Mi infancia habita en Bernal.
Mi infancia y toda una parte de mí que está inevitablemente aferrada a los olores, a los sabores, a los sonidos, a las texturas, a las ausencias, a los recuerdos de Labardén 180.
Mi infancia vive, respira, corre, llora y se aterroriza en la casa de mis abuelos.
Una casa donde ellos ya no están, una casa que ya no es nuestra, en un país donde ya no vivo, en un tiempo que ya no es ahora ni volverá a ser.

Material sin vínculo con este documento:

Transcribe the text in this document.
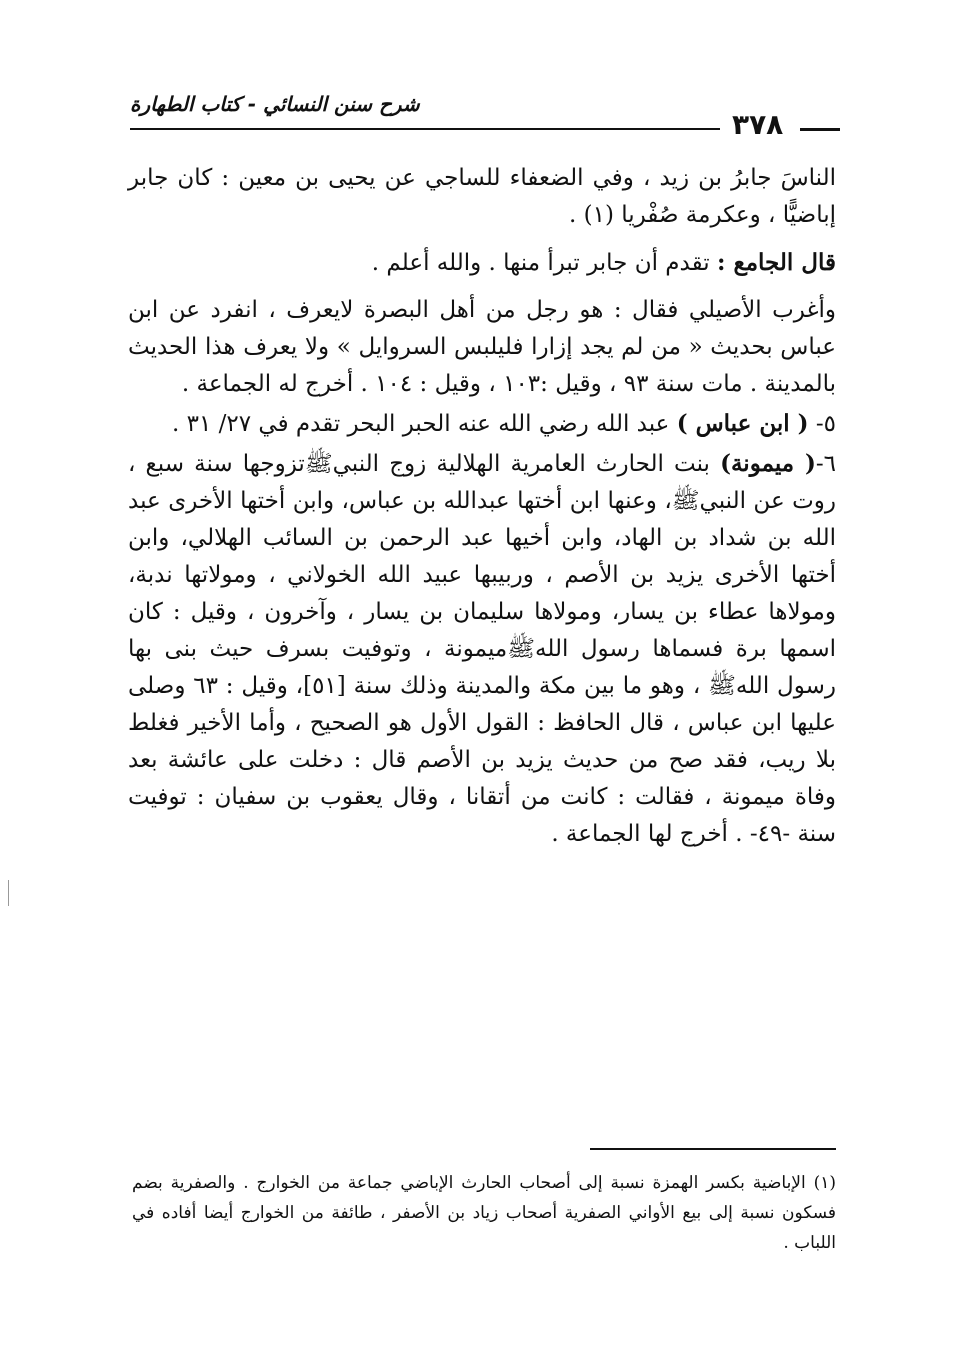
شرح سنن النسائي - كتاب الطهارة
٣٧٨

الناسَ جابرُ بن زيد ، وفي الضعفاء للساجي عن يحيى بن معين : كان جابر إباضيًّا ، وعكرمة صُفْريا (١) .

قال الجامع : تقدم أن جابر تبرأ منها . والله أعلم .

وأغرب الأصيلي فقال : هو رجل من أهل البصرة لايعرف ، انفرد عن ابن عباس بحديث « من لم يجد إزارا فليلبس السروايل » ولا يعرف هذا الحديث بالمدينة . مات سنة ٩٣ ، وقيل :١٠٣ ، وقيل : ١٠٤ . أخرج له الجماعة .

٥- ( ابن عباس ) عبد الله رضي الله عنه الحبر البحر تقدم في ٢٧/ ٣١ .

٦-( ميمونة) بنت الحارث العامرية الهلالية زوج النبيﷺتزوجها سنة سبع ، روت عن النبيﷺ، وعنها ابن أختها عبدالله بن عباس، وابن أختها الأخرى عبد الله بن شداد بن الهاد، وابن أخيها عبد الرحمن بن السائب الهلالي، وابن أختها الأخرى يزيد بن الأصم ، وربيبها عبيد الله الخولاني ، ومولاتها ندبة، ومولاها عطاء بن يسار، ومولاها سليمان بن يسار ، وآخرون ، وقيل : كان اسمها برة فسماها رسول اللهﷺميمونة ، وتوفيت بسرف حيث بنى بها رسول اللهﷺ ، وهو ما بين مكة والمدينة وذلك سنة [٥١]، وقيل : ٦٣ وصلى عليها ابن عباس ، قال الحافظ : القول الأول هو الصحيح ، وأما الأخير فغلط بلا ريب، فقد صح من حديث يزيد بن الأصم قال : دخلت على عائشة بعد وفاة ميمونة ، فقالت : كانت من أتقانا ، وقال يعقوب بن سفيان : توفيت سنة -٤٩- . أخرج لها الجماعة .

(١) الإباضية بكسر الهمزة نسبة إلى أصحاب الحارث الإباضي جماعة من الخوارج . والصفرية بضم فسكون نسبة إلى بيع الأواني الصفرية أصحاب زياد بن الأصفر ، طائفة من الخوارج أيضا أفاده في اللباب .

Si recobro el valor de transitar los recuerdos oigo mis pasos susurrar sobre el parqué encerado levitando casi sobre los patines de lana. Y me paralizo porque suena el cucú, y chirría el mecanismo y se esconde el pequeño pájaro con un portazo seco de madera.
Luisa canta en croata en la cocina. La mesada llena de ñoquis de papa y tuco burbujeando en islotes oscuros de aceite dulce a baño María.
La pieza de tío Juan. Juan que se fue. Juan que tuvo que alejarse varios miles de kilómetros de esta casa en la que uno no puede más que ser su infancia. La habitación intacta a la que podría regresar el ingeniero emigrado, padre y marido si quisiera alguna vez volver a ser niño. Su refugio de pasado y de cobijo y de juventud donde encontrar sus libros de matemáticas y de la Antártida y sus monedas y estampillas, como si entre los preciados objetos estuviera la metáfora y la profecía de quién estudia para explorar y ganarse el mundo más allá de las rejas verdes y del jazmín, del rosal y del limonero. Más allá de las bolsas de cal y del néctar de los nomeolvides.
La casa de Bernal donde imagino que duermo la siesta. El cuerpo lleno de sol en líneas punteadas a través de la persiana, y de reflejos hipnóticos de cortinas de crochet. Los oídos llenos de cigarras y del canto enjaulado de Caruso y del ladrido cansado de Ari del otro lado de la medianera. Y el olor del strudel que se enfría entre el repasador y la mesada, y la colonia Fulton de lavanda entre los ochos de tu pulóver verde donde imagino que me acurruco cuando el mundo se me queda demasiado grande.